Ces travailleuses et travailleurs ne disposent que de six minutes par résident pour les préparer à la journée chaque matin. Notre défi sur les médias sociaux consistait à demander aux gens s'ils pouvaient se préparer le matin, se doucher, se raser, se peigner, se brosser les dents, s'habiller, etc. en six minutes seulement.

Rares sont les gens qui ont pu le faire. Je ne pourrais pas, et pourtant on attend des travailleuses et travailleurs en soins de longue durée qu'ils le fassent tous les jours avec chacun des 12 à 16 résidents dont ils ont la charge. Pour la sécurité et la dignité des résidents, la charge de travail des travailleuses et travailleurs des soins de longue durée doit être prise en compte afin qu'ils puissent fournir les soins nécessaires.
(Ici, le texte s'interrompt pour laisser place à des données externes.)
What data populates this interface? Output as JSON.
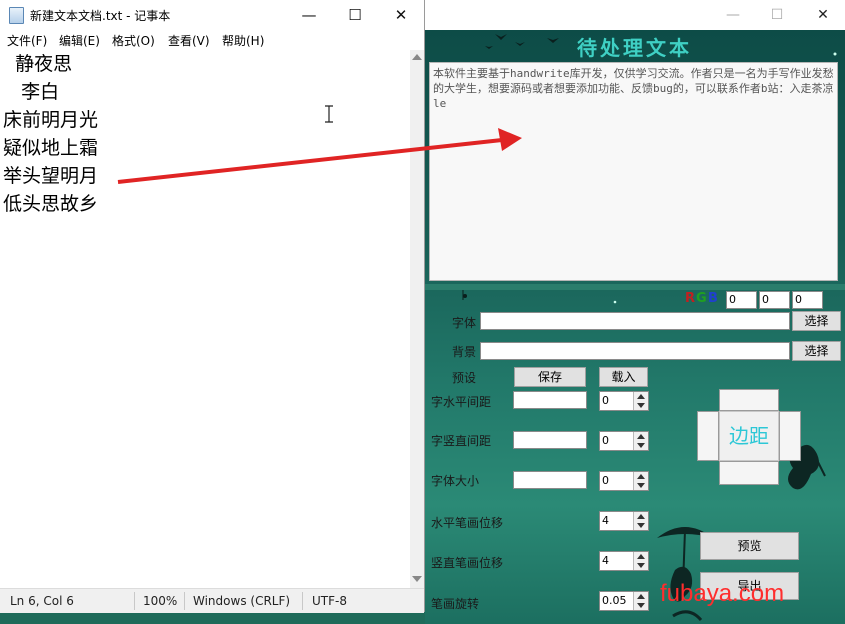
{
  "notepad": {
    "title": "新建文本文档.txt - 记事本",
    "controls": {
      "minimize": "—",
      "maximize": "☐",
      "close": "✕"
    },
    "menu": [
      "文件(F)",
      "编辑(E)",
      "格式(O)",
      "查看(V)",
      "帮助(H)"
    ],
    "lines": [
      "  静夜思",
      "   李白",
      "床前明月光",
      "疑似地上霜",
      "举头望明月",
      "低头思故乡"
    ],
    "status": {
      "position": "Ln 6, Col 6",
      "zoom": "100%",
      "line_ending": "Windows (CRLF)",
      "encoding": "UTF-8"
    }
  },
  "tool": {
    "controls": {
      "minimize": "—",
      "maximize": "☐",
      "close": "✕"
    },
    "header": "待处理文本",
    "text": "本软件主要基于handwrite库开发，仅供学习交流。作者只是一名为手写作业发愁的大学生，想要源码或者想要添加功能、反馈bug的，可以联系作者b站：入走茶凉le",
    "rgb": {
      "r_label": "R",
      "g_label": "G",
      "b_label": "B",
      "r": "0",
      "g": "0",
      "b": "0"
    },
    "font_label": "字体",
    "font_value": "",
    "background_label": "背景",
    "background_value": "",
    "select_label": "选择",
    "preset_label": "预设",
    "save_label": "保存",
    "load_label": "载入",
    "char_h_spacing_label": "字水平间距",
    "char_h_spacing": "0",
    "char_v_spacing_label": "字竖直间距",
    "char_v_spacing": "0",
    "font_size_label": "字体大小",
    "font_size": "0",
    "h_stroke_offset_label": "水平笔画位移",
    "h_stroke_offset": "4",
    "v_stroke_offset_label": "竖直笔画位移",
    "v_stroke_offset": "4",
    "stroke_rotation_label": "笔画旋转",
    "stroke_rotation": "0.05",
    "margin_label": "边距",
    "preview_label": "预览",
    "export_label": "导出"
  },
  "watermark": "fubaya.com",
  "colors": {
    "arrow": "#e02424",
    "header_text": "#3fd0c4",
    "margin_text": "#2cc7d6",
    "watermark": "#ff2d2d",
    "r": "#c02020",
    "g": "#20a020",
    "b": "#2040d0"
  }
}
En tant que syndicat représentant plus de 30 000 travailleuses et travailleurs de la santé, Unifor s'est opposé aux bas salaires, à la tendance des emplois à temps partiel et aux lourdes charges de travail, et a demandé un financement public plus important pour traiter tous ces problèmes et bien d'autres encore.

Ce qui devient de plus en plus évident pendant la pandémie, cependant, c'est que des conditions de travail sûres et décentes pour le personnel des établissements de soins de longue durée sont aussi des conditions de vie sûres et décentes pour les résidents.

Les deux sont indissociables. Les résidents ne peuvent pas être en sécurité si les travailleuses et travailleurs ne le sont pas.